Let \(R_i^2\) be the \(R^2\) from the regression of the \(i\)th explanatory variable on all the other explanatory variables. That is, the proportion of the variation in the \(i\)th explanatory variable that is explained by the other explanatory variables.

If the \(i\)th variable was orthogonal to the other variables, \(R_i^2=0\).

If the \(i\)th variable was a linear combination of the other variables, \(R_i^2=1\).

\[ \Var{\hat{\beta_j}} = \sigma^2 \left(\frac{1}{1-R_j^2}\right) \frac{1}{\sum_i (x_{ij} - \bar{x}_j)^2} \] where \(\left(\tfrac{1}{1-R_j^2}\right)\) is known as the variance inflation factor.

## This is not a violation of the assumptions

Multi-collinearity does not violate any regression assumption.

Our t-tests, F-tests, confidence intervals and prediction intervals all behave as they should.

The problem is the interpretation of individual parameter estimates. It no longer makes much sense to talk about “… the effect of \(X_1\) holding other variables constant” because we have observed a relationship between \(X_1\) and the other variables.

We can’t separate the effects of the variables that are collinear, and our standard errors reflect this accurately by being large.

## Detecting multicollinearity

In the seat example: large model \(R^2\) but nothing is individually significant.
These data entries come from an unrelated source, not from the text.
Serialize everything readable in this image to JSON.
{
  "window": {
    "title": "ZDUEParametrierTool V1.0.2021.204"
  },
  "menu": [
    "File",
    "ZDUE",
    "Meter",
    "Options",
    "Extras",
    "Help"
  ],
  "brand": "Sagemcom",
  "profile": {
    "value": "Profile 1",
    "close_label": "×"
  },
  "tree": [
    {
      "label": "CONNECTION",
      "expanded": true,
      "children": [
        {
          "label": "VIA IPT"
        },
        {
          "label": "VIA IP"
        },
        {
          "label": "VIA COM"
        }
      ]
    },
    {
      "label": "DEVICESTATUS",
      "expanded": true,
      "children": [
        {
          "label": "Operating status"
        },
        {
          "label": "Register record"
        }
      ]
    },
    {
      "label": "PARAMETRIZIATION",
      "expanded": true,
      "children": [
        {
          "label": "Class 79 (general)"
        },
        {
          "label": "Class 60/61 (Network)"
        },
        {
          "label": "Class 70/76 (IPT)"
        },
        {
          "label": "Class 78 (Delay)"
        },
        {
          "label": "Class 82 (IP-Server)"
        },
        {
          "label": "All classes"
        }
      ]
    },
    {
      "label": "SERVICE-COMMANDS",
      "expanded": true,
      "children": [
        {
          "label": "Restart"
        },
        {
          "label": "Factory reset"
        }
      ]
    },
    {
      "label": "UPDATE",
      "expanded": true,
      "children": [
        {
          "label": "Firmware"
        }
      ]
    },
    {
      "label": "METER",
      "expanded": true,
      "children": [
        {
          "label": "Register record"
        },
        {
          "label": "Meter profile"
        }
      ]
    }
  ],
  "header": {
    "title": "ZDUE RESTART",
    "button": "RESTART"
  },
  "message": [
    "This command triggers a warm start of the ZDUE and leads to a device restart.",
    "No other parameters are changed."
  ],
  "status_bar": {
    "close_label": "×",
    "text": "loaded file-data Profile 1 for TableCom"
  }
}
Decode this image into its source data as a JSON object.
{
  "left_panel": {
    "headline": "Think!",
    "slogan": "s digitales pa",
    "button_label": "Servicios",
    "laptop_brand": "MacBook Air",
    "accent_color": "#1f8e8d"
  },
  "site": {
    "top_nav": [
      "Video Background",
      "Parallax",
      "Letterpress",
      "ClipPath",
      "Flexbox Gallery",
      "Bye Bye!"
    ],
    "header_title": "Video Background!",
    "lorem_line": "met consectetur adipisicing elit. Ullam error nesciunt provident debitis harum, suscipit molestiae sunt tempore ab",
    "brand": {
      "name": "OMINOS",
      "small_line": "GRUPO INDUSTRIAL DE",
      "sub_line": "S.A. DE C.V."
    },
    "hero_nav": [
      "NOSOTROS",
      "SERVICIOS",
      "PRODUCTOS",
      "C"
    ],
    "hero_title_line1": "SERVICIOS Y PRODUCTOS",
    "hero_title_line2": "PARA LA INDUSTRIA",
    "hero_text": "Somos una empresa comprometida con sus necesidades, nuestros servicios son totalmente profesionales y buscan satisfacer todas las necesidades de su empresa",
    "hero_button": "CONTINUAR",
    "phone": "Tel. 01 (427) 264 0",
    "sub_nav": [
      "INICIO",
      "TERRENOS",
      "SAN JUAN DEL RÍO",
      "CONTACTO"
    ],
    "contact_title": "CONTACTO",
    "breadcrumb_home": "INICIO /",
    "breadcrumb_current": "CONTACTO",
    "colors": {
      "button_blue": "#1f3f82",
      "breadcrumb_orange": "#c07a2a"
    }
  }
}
Large standard errors on terms that should be highly significant.

- Look at the correlation matrix of the explanatory variables. But, this will only identify pairs of explanatories that are correlated (not complicated relationships)
- Regress \(X_i\) on other variables and look for high \(R^2\), equivalently directly find variance inflation factors.
- Look at the eigenvalues of \(X^TX\) and look for condition numbers \[ \kappa = \sqrt{\frac{\lambda_1}{\lambda_p}} > 30 \]

## Example

Go through example in R

## What to do about multicollinearity?

**Most importantly**identify when it occurs, so you don’t make stupid statements about individual parameter estimates.For prediction, it isn’t a problem as long as future observations have the same structure in the explanatory variables.

For explanation, we can’t separate the effect of variables that measure the same thing, do joint tests instead.
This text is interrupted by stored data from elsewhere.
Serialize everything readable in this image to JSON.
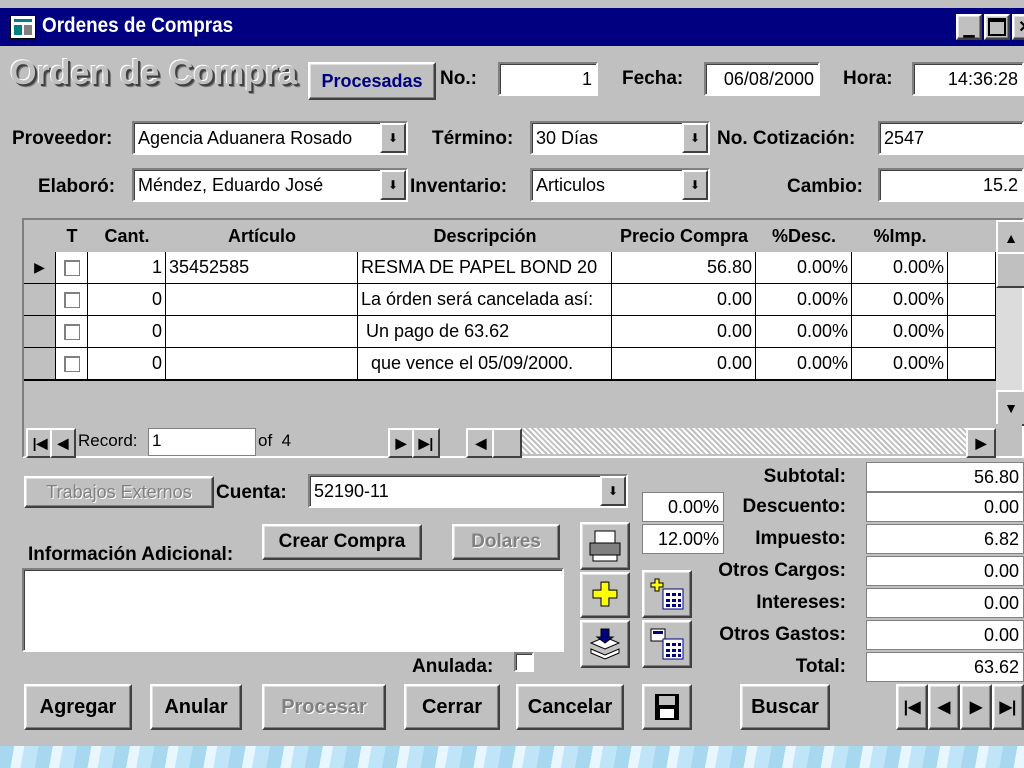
{
  "window": {
    "title": "Ordenes de Compras"
  },
  "header": {
    "form_title": "Orden de Compra",
    "status_button": "Procesadas",
    "no_label": "No.:",
    "no_value": "1",
    "fecha_label": "Fecha:",
    "fecha_value": "06/08/2000",
    "hora_label": "Hora:",
    "hora_value": "14:36:28"
  },
  "fields": {
    "proveedor_label": "Proveedor:",
    "proveedor_value": "Agencia Aduanera Rosado",
    "termino_label": "Término:",
    "termino_value": "30 Días",
    "cotizacion_label": "No. Cotización:",
    "cotizacion_value": "2547",
    "elaboro_label": "Elaboró:",
    "elaboro_value": "Méndez, Eduardo José",
    "inventario_label": "Inventario:",
    "inventario_value": "Articulos",
    "cambio_label": "Cambio:",
    "cambio_value": "15.2"
  },
  "grid": {
    "columns": [
      "T",
      "Cant.",
      "Artículo",
      "Descripción",
      "Precio Compra",
      "%Desc.",
      "%Imp."
    ],
    "rows": [
      {
        "cant": "1",
        "articulo": "35452585",
        "descripcion": "RESMA DE PAPEL BOND 20",
        "precio": "56.80",
        "desc": "0.00%",
        "imp": "0.00%"
      },
      {
        "cant": "0",
        "articulo": "",
        "descripcion": "La órden será cancelada así:",
        "precio": "0.00",
        "desc": "0.00%",
        "imp": "0.00%"
      },
      {
        "cant": "0",
        "articulo": "",
        "descripcion": " Un pago de 63.62",
        "precio": "0.00",
        "desc": "0.00%",
        "imp": "0.00%"
      },
      {
        "cant": "0",
        "articulo": "",
        "descripcion": "  que vence el 05/09/2000.",
        "precio": "0.00",
        "desc": "0.00%",
        "imp": "0.00%"
      }
    ],
    "record_label": "Record:",
    "record_value": "1",
    "of_label": "of  4"
  },
  "lower": {
    "trabajos_button": "Trabajos Externos",
    "cuenta_label": "Cuenta:",
    "cuenta_value": "52190-11",
    "info_label": "Información Adicional:",
    "crear_button": "Crear Compra",
    "dolares_button": "Dolares",
    "anulada_label": "Anulada:",
    "descuento_pct": "0.00%",
    "impuesto_pct": "12.00%"
  },
  "totals": [
    {
      "label": "Subtotal:",
      "value": "56.80"
    },
    {
      "label": "Descuento:",
      "value": "0.00"
    },
    {
      "label": "Impuesto:",
      "value": "6.82"
    },
    {
      "label": "Otros Cargos:",
      "value": "0.00"
    },
    {
      "label": "Intereses:",
      "value": "0.00"
    },
    {
      "label": "Otros Gastos:",
      "value": "0.00"
    },
    {
      "label": "Total:",
      "value": "63.62"
    }
  ],
  "toolbar": {
    "agregar": "Agregar",
    "anular": "Anular",
    "procesar": "Procesar",
    "cerrar": "Cerrar",
    "cancelar": "Cancelar",
    "buscar": "Buscar"
  },
  "colors": {
    "titlebar": "#000080",
    "face": "#c0c0c0",
    "text_dim": "#808080"
  }
}
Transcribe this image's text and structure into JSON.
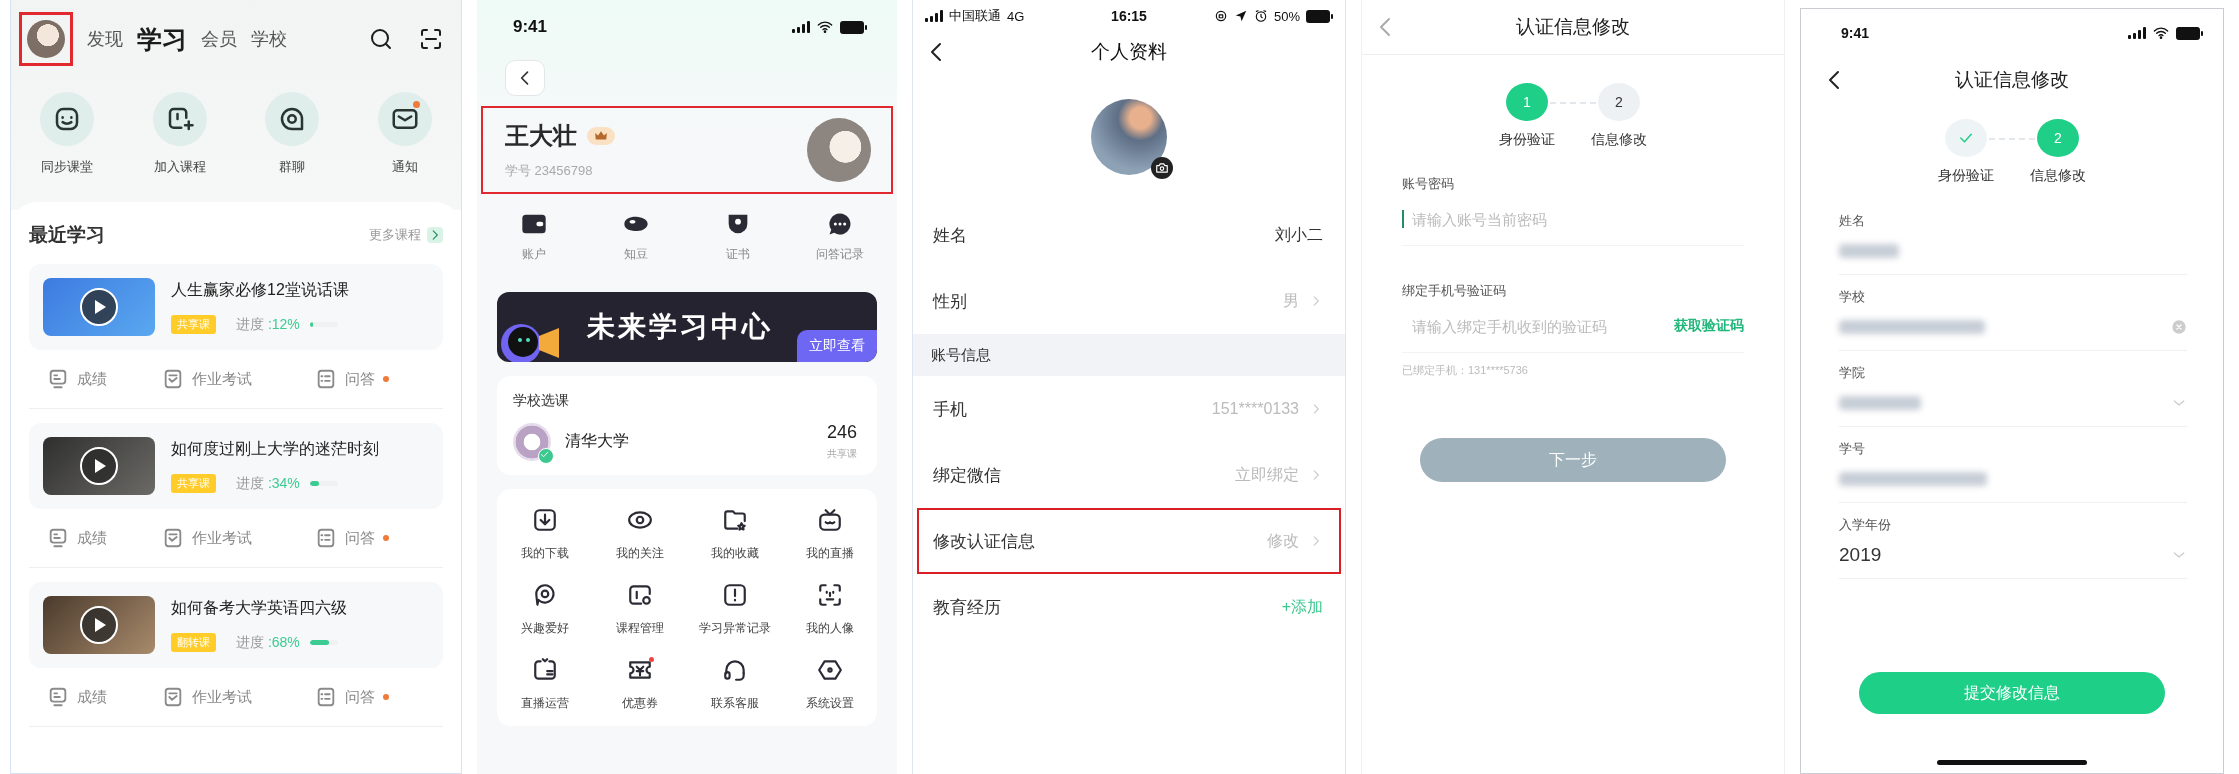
{
  "home": {
    "avatar": {
      "highlighted": true
    },
    "nav": [
      {
        "label": "发现",
        "selected": false
      },
      {
        "label": "学习",
        "selected": true
      },
      {
        "label": "会员",
        "selected": false
      },
      {
        "label": "学校",
        "selected": false
      }
    ],
    "quick_actions": [
      {
        "label": "同步课堂",
        "unread": false
      },
      {
        "label": "加入课程",
        "unread": false
      },
      {
        "label": "群聊",
        "unread": false
      },
      {
        "label": "通知",
        "unread": true
      }
    ],
    "section_title": "最近学习",
    "more_link": "更多课程",
    "courses": [
      {
        "title": "人生赢家必修12堂说话课",
        "tag": "共享课",
        "progress_label": "进度",
        "progress": ":12%",
        "level": 0.12,
        "actions": [
          {
            "label": "成绩",
            "unread": false
          },
          {
            "label": "作业考试",
            "unread": false
          },
          {
            "label": "问答",
            "unread": true
          }
        ]
      },
      {
        "title": "如何度过刚上大学的迷茫时刻",
        "tag": "共享课",
        "progress_label": "进度",
        "progress": ":34%",
        "level": 0.34,
        "actions": [
          {
            "label": "成绩",
            "unread": false
          },
          {
            "label": "作业考试",
            "unread": false
          },
          {
            "label": "问答",
            "unread": true
          }
        ]
      },
      {
        "title": "如何备考大学英语四六级",
        "tag": "翻转课",
        "progress_label": "进度",
        "progress": ":68%",
        "level": 0.68,
        "actions": [
          {
            "label": "成绩",
            "unread": false
          },
          {
            "label": "作业考试",
            "unread": false
          },
          {
            "label": "问答",
            "unread": true
          }
        ]
      }
    ]
  },
  "profile": {
    "status_time": "9:41",
    "name": "王大壮",
    "vip": true,
    "student_id": "学号 23456798",
    "highlighted": true,
    "shortcuts": [
      {
        "label": "账户"
      },
      {
        "label": "知豆"
      },
      {
        "label": "证书"
      },
      {
        "label": "问答记录"
      }
    ],
    "banner": {
      "title": "未来学习中心",
      "button": "立即查看"
    },
    "school_card": {
      "title": "学校选课",
      "school": "清华大学",
      "verified": true,
      "count": "246",
      "count_label": "共享课"
    },
    "tools": [
      {
        "label": "我的下载"
      },
      {
        "label": "我的关注"
      },
      {
        "label": "我的收藏"
      },
      {
        "label": "我的直播"
      },
      {
        "label": "兴趣爱好"
      },
      {
        "label": "课程管理"
      },
      {
        "label": "学习异常记录"
      },
      {
        "label": "我的人像"
      },
      {
        "label": "直播运营"
      },
      {
        "label": "优惠券",
        "unread": true
      },
      {
        "label": "联系客服"
      },
      {
        "label": "系统设置"
      }
    ]
  },
  "personal_info": {
    "status": {
      "carrier": "中国联通",
      "network": "4G",
      "time": "16:15",
      "battery": "50%"
    },
    "title": "个人资料",
    "rows": [
      {
        "kind": "value",
        "label": "姓名",
        "value": "刘小二",
        "highlighted": false
      },
      {
        "kind": "link",
        "label": "性别",
        "value": "男",
        "highlighted": false
      },
      {
        "kind": "section",
        "label": "账号信息"
      },
      {
        "kind": "link",
        "label": "手机",
        "value": "151****0133",
        "highlighted": false
      },
      {
        "kind": "link",
        "label": "绑定微信",
        "value": "立即绑定",
        "highlighted": false
      },
      {
        "kind": "link",
        "label": "修改认证信息",
        "value": "修改",
        "highlighted": true
      },
      {
        "kind": "add",
        "label": "教育经历",
        "value": "+添加",
        "highlighted": false
      }
    ]
  },
  "verify_step1": {
    "title": "认证信息修改",
    "steps": [
      {
        "number": "1",
        "label": "身份验证",
        "selected": true,
        "done": false
      },
      {
        "number": "2",
        "label": "信息修改",
        "selected": false,
        "done": false
      }
    ],
    "fields": [
      {
        "label": "账号密码",
        "placeholder": "请输入账号当前密码",
        "focused": true
      },
      {
        "label": "绑定手机号验证码",
        "placeholder": "请输入绑定手机收到的验证码",
        "focused": false,
        "action": "获取验证码",
        "hint": "已绑定手机：131****5736"
      }
    ],
    "button": {
      "label": "下一步",
      "disabled": true
    }
  },
  "verify_step2": {
    "status_time": "9:41",
    "title": "认证信息修改",
    "steps": [
      {
        "label": "身份验证",
        "selected": false,
        "done": true
      },
      {
        "number": "2",
        "label": "信息修改",
        "selected": true,
        "done": false
      }
    ],
    "fields": [
      {
        "label": "姓名",
        "kind": "blurred",
        "clearable": false,
        "dropdown": false
      },
      {
        "label": "学校",
        "kind": "blurred",
        "clearable": true,
        "dropdown": false
      },
      {
        "label": "学院",
        "kind": "blurred",
        "clearable": false,
        "dropdown": true
      },
      {
        "label": "学号",
        "kind": "blurred",
        "clearable": false,
        "dropdown": false
      },
      {
        "label": "入学年份",
        "kind": "value",
        "value": "2019",
        "clearable": false,
        "dropdown": true
      }
    ],
    "button": {
      "label": "提交修改信息",
      "disabled": false
    }
  }
}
Dropping an offending variable is only necessary if you, for some reason, want a model with as few terms as possible. Do not conclude that a variable dropped due to multicollinearity isn’t related to the response!

## Errors in variables

We assumed fixed \(X\).

You can also use least squares if \(X\) is random before you observe it, and you want to do inference conditional on the observed \(X\).
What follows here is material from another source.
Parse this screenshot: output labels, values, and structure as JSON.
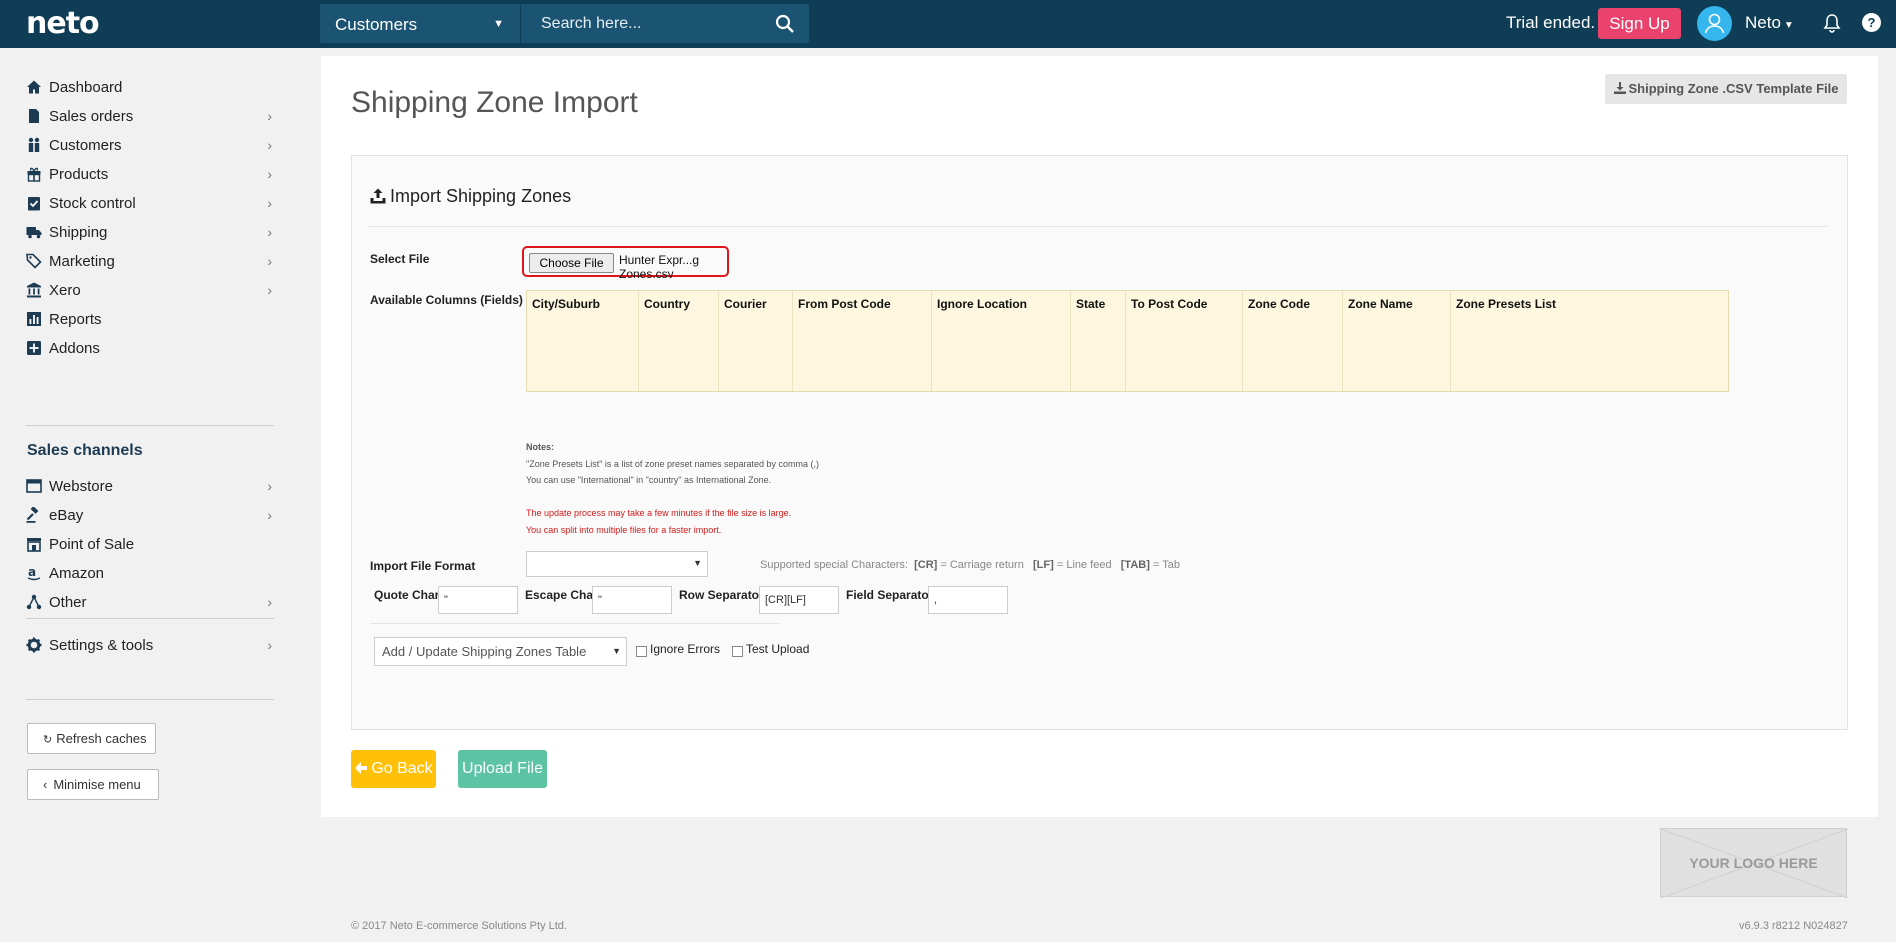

If, \(X\) is measured with error, i.e. \[ \begin{aligned} X = X_a + \delta \\ Y = X_a\beta + \epsilon \end{aligned} \] then the least squares estimates will be biased (usually towards zero if \(X_a\) and \(\delta\) are unrelated).

There are “errors in variables” estimation techniques.

## Linear transformations of predictors

Transformations of the form \[ X_j \rightarrow \frac{X_j - a}{b} \] do not change the fit of the regression model, only the interpretation of the parameters.

One useful one is to standardise all the explanatory variables \[ X_j \rightarrow \frac{X_j - \bar{X_j}}{s_{X_j}} \] which puts all the parameters on the same scale: “…a change in \(X_j\) of one standard deviation is associated with a change in response of \(\beta_j\)…”

Also, can be useful to re-express a predictor in more reasonable units. For example, expressing income in $1000s rather than $1s.